BiodivERsA: biodiversity changes in African forests and emerging infectious diseases, should we worry?
- Funding: Belgian Science Policy (BELSPO), BiodivERsA
- Members: Erik VERHEYEN (RBINS - CEBioS), Gontran SONET, Karin BREUGELMANS, Sophie GOMBEER (RBINS), Herwig LEIRS (UAntwerp), Akaibe Migumiru DUDU (CSB-UNIKIS, DR Congo), Martine PEETERS (IRD Montpellier, France), Fabian LEENDERTZ (Robert Koch Institute, Germany), Emmanuel COUACY-HYMANN (OneHealth for all, Ivory Coast)

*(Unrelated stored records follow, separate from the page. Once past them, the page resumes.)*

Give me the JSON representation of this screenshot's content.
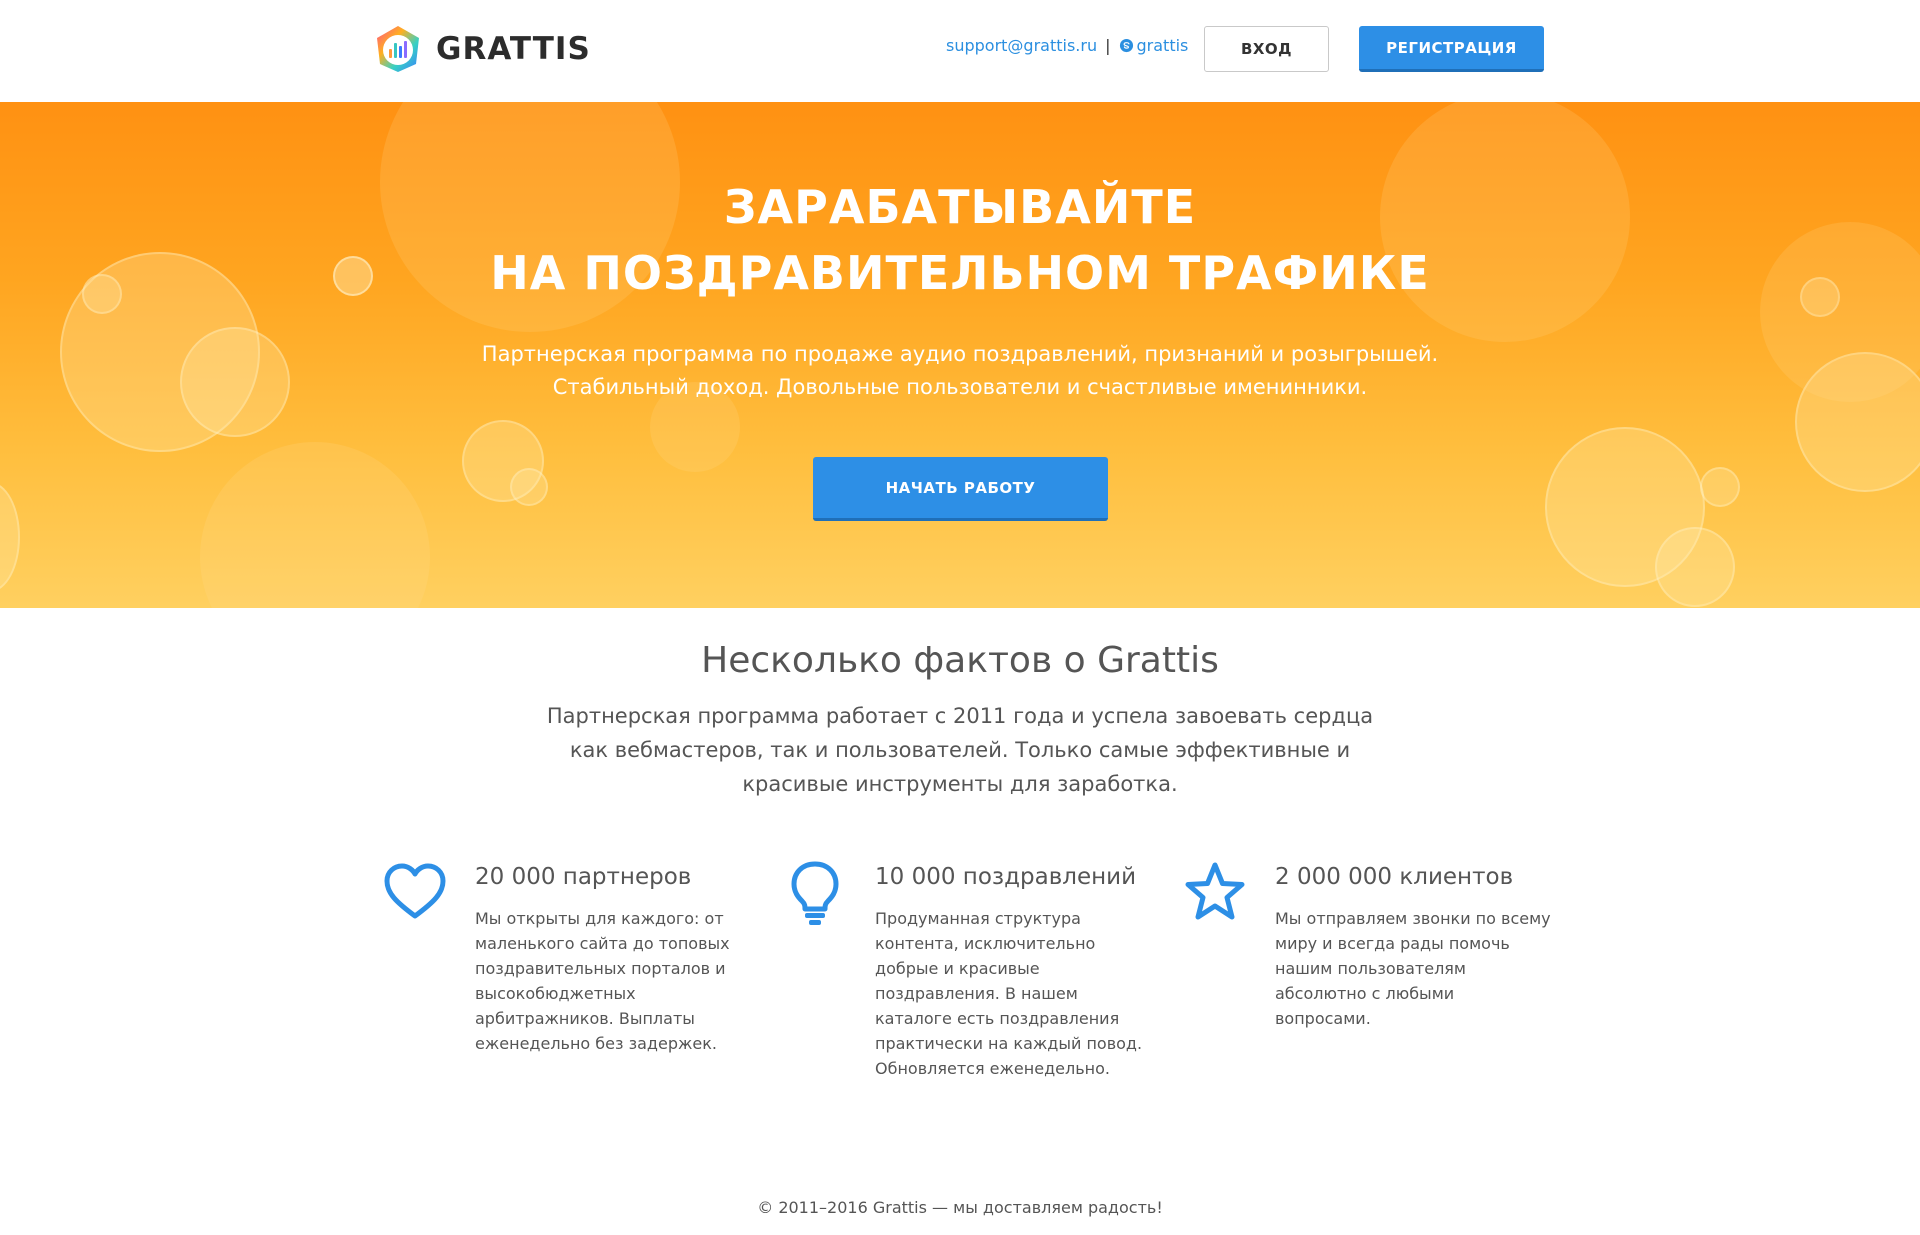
{
  "header": {
    "logo_text": "GRATTIS",
    "email": "support@grattis.ru",
    "separator": "|",
    "skype": "grattis",
    "login_label": "ВХОД",
    "register_label": "РЕГИСТРАЦИЯ"
  },
  "hero": {
    "title_line1": "ЗАРАБАТЫВАЙТЕ",
    "title_line2": "НА ПОЗДРАВИТЕЛЬНОМ ТРАФИКЕ",
    "subtitle_line1": "Партнерская программа по продаже аудио поздравлений, признаний и розыгрышей.",
    "subtitle_line2": "Стабильный доход. Довольные пользователи и счастливые именинники.",
    "cta_label": "НАЧАТЬ РАБОТУ"
  },
  "facts": {
    "title": "Несколько фактов о Grattis",
    "lead_line1": "Партнерская программа работает с 2011 года и успела завоевать сердца",
    "lead_line2": "как вебмастеров, так и пользователей. Только самые эффективные и",
    "lead_line3": "красивые инструменты для заработка.",
    "items": [
      {
        "icon": "heart-icon",
        "title": "20 000 партнеров",
        "text": "Мы открыты для каждого: от маленького сайта до топовых поздравительных порталов и высокобюджетных арбитражников. Выплаты еженедельно без задержек."
      },
      {
        "icon": "lightbulb-icon",
        "title": "10 000 поздравлений",
        "text": "Продуманная структура контента, исключительно добрые и красивые поздравления. В нашем каталоге есть поздравления практически на каждый повод. Обновляется еженедельно."
      },
      {
        "icon": "star-icon",
        "title": "2 000 000 клиентов",
        "text": "Мы отправляем звонки по всему миру и всегда рады помочь нашим пользователям абсолютно с любыми вопросами."
      }
    ]
  },
  "footer": {
    "copyright": "© 2011–2016 Grattis — мы доставляем радость!"
  },
  "colors": {
    "accent_blue": "#2d8fe6",
    "hero_orange": "#ff9112",
    "hero_yellow": "#ffd060",
    "text_gray": "#555555"
  }
}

- Since the publication of the Millennium Ecosystem Assessment (2005) report, there has been an increased attention to the links between biodiversity, ecosystem services and human wellbeing. The EU and many other countries supported the recognition of the “One Health” approach in the decision; the African Group stressed the need to explain the links between biodiversity and epidemic diseases[. We will investigate how biodiversity conditions (dis)favour spill-over of infectious agents into human populations in African forests. This is crucial for predicting and controlling the risk of new outbreaks under changing biodiversity scenarios. In order to investigate this process, we propose 1° to link changes in biodiversity to changes in communities of reservoirs and the pathogens they carry and 2° to link differences in these reservoir communities to human health. The proposed research activities will focus on Monkeypox and Ebola viruses but a broader spectrum of pathogens will be included so that we can cover a range from pathogens that are relatively common in a variety of small mammals (MPXV) to pathogens that are rare and found in very few species only (EBV). The proposed study will be conducted in DR Congo and Côte d’Ivoire, in areas where these emerging diseases have been observed before and make optimal use of the large sample collections that have been collected earlier in these areas by the consortium partners.